Some of the journals at the Public Library of Science (PLoS) increase the user’s ability to comment on articles and contribute to the post-publication review of an article. In their publication on genetics, post-publication review manifests itself in three separate categories: notes, comments and ratings....

The implications of social network technology is yet to be fully harnessed by PLoS, but it appears that an initial framework of user accounts and profiles, rating and commenting is available. It would be interesting to see open access journal publishers begin to merge the social technologies of Facebook with the publishing and post-print review technology of PLoS, allowing users to connect with one another, and represent their real-world connections in the virtual environment and connect to relevant peer-reviewed scholarly material. Creating these types of services for scholars can add tremendous value to open access journals, and make them viable competitors to for-profit journals that are publishing only in the digital environment....

From the conclusion:

While it does not appear that open access journals will overturn the for-profit publishing industry, open access journal publishers do stand a chance to compete in the digital environment by harnessing the talents of their greatest ally and supporter, the library.
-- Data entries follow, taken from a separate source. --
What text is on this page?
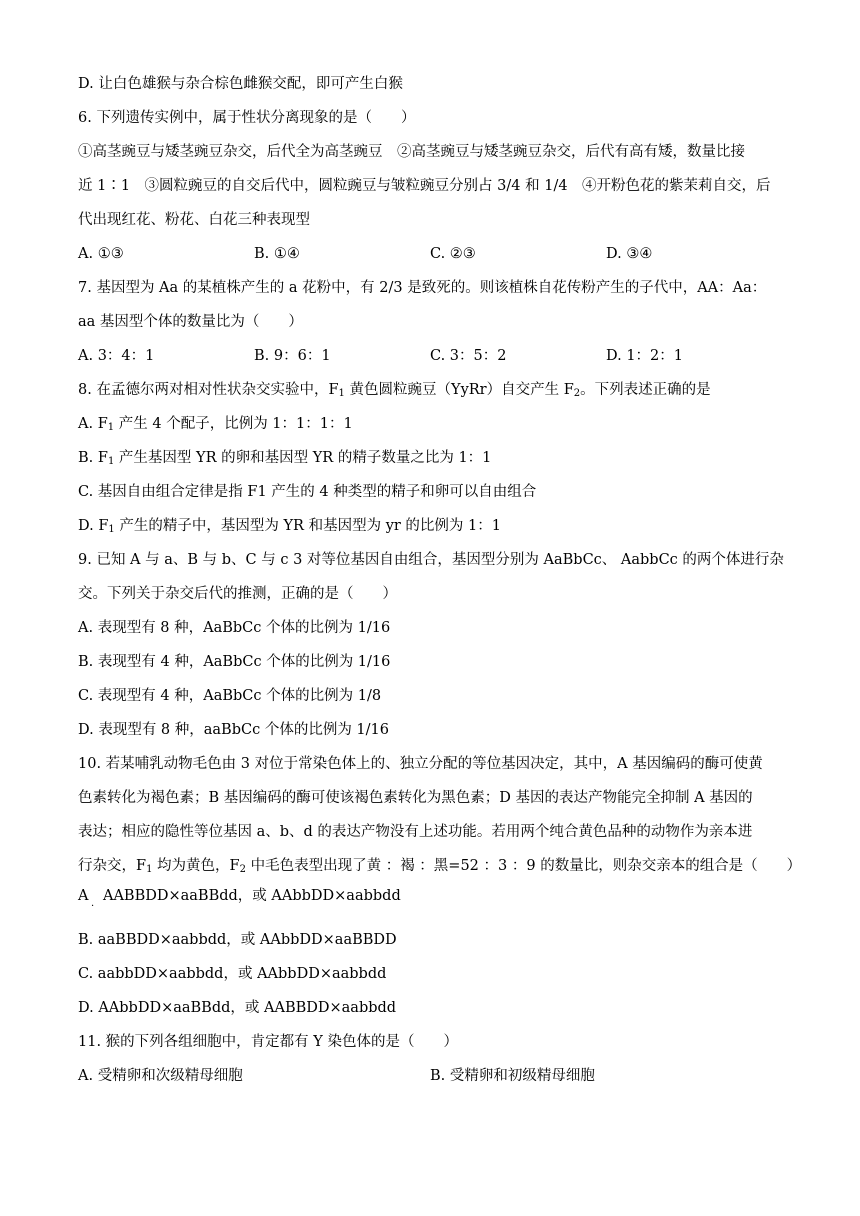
D. 让白色雄猴与杂合棕色雌猴交配，即可产生白猴
6. 下列遗传实例中，属于性状分离现象的是（　　）
①高茎豌豆与矮茎豌豆杂交，后代全为高茎豌豆　②高茎豌豆与矮茎豌豆杂交，后代有高有矮，数量比接
近 1∶1　③圆粒豌豆的自交后代中，圆粒豌豆与皱粒豌豆分别占 3/4 和 1/4　④开粉色花的紫茉莉自交，后
代出现红花、粉花、白花三种表现型
A. ①③	B. ①④	C. ②③	D. ③④
7. 基因型为 Aa 的某植株产生的 a 花粉中，有 2/3 是致死的。则该植株自花传粉产生的子代中，AA：Aa：
aa 基因型个体的数量比为（　　）
A. 3：4：1	B. 9：6：1	C. 3：5：2	D. 1：2：1
8. 在孟德尔两对相对性状杂交实验中，$F_1$ 黄色圆粒豌豆（YyRr）自交产生 $F_2$。下列表述正确的是
A. $F_1$ 产生 4 个配子，比例为 1：1：1：1
B. $F_1$ 产生基因型 YR 的卵和基因型 YR 的精子数量之比为 1：1
C. 基因自由组合定律是指 F1 产生的 4 种类型的精子和卵可以自由组合
D. $F_1$ 产生的精子中，基因型为 YR 和基因型为 yr 的比例为 1：1
9. 已知 A 与 a、B 与 b、C 与 c 3 对等位基因自由组合，基因型分别为 AaBbCc、 AabbCc 的两个体进行杂
交。下列关于杂交后代的推测，正确的是（　　）
A. 表现型有 8 种，AaBbCc 个体的比例为 1/16
B. 表现型有 4 种，AaBbCc 个体的比例为 1/16
C. 表现型有 4 种，AaBbCc 个体的比例为 1/8
D. 表现型有 8 种，aaBbCc 个体的比例为 1/16
10. 若某哺乳动物毛色由 3 对位于常染色体上的、独立分配的等位基因决定，其中，A 基因编码的酶可使黄
色素转化为褐色素；B 基因编码的酶可使该褐色素转化为黑色素；D 基因的表达产物能完全抑制 A 基因的
表达；相应的隐性等位基因 a、b、d 的表达产物没有上述功能。若用两个纯合黄色品种的动物作为亲本进
行杂交，$F_1$ 均为黄色，$F_2$ 中毛色表型出现了黄 ：褐 ：黑=52 ：3 ：9 的数量比，则杂交亲本的组合是（　　）
A　AABBDD×aaBBdd，或 AAbbDD×aabbdd
·
B. aaBBDD×aabbdd，或 AAbbDD×aaBBDD
C. aabbDD×aabbdd，或 AAbbDD×aabbdd
D. AAbbDD×aaBBdd，或 AABBDD×aabbdd
11. 猴的下列各组细胞中，肯定都有 Y 染色体的是（　　）
A. 受精卵和次级精母细胞	B. 受精卵和初级精母细胞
In the past, the research library emerged in a brick and mortar sense to provide a knowledge commons for scholars, housing and preserving print journals. Today, similar type of action needs to be taken by libraries to ensure the growth of a new type of knowledge commons. This paper has looked at the rise of journals in the scholarly environment, their privatization, and how open access can help restore the open system that benefitted scholars of a distant past. It also has discussed the links between human modes of producing knowledge, and how revolutions to production of knowledge can stand to change humans. In today’s digital environment, where social networks increasingly become an integral part of life for many, such an application to scholarly communication seems rather necessary and increasingly fitting. Yet it is only through the continued support, advocacy and technical research into open access publishing, coupled with the conceptual thinking of scholars like Harnad that scholarly skywriting—or the fourth revolution of the production of knowledge—can truly be actualized.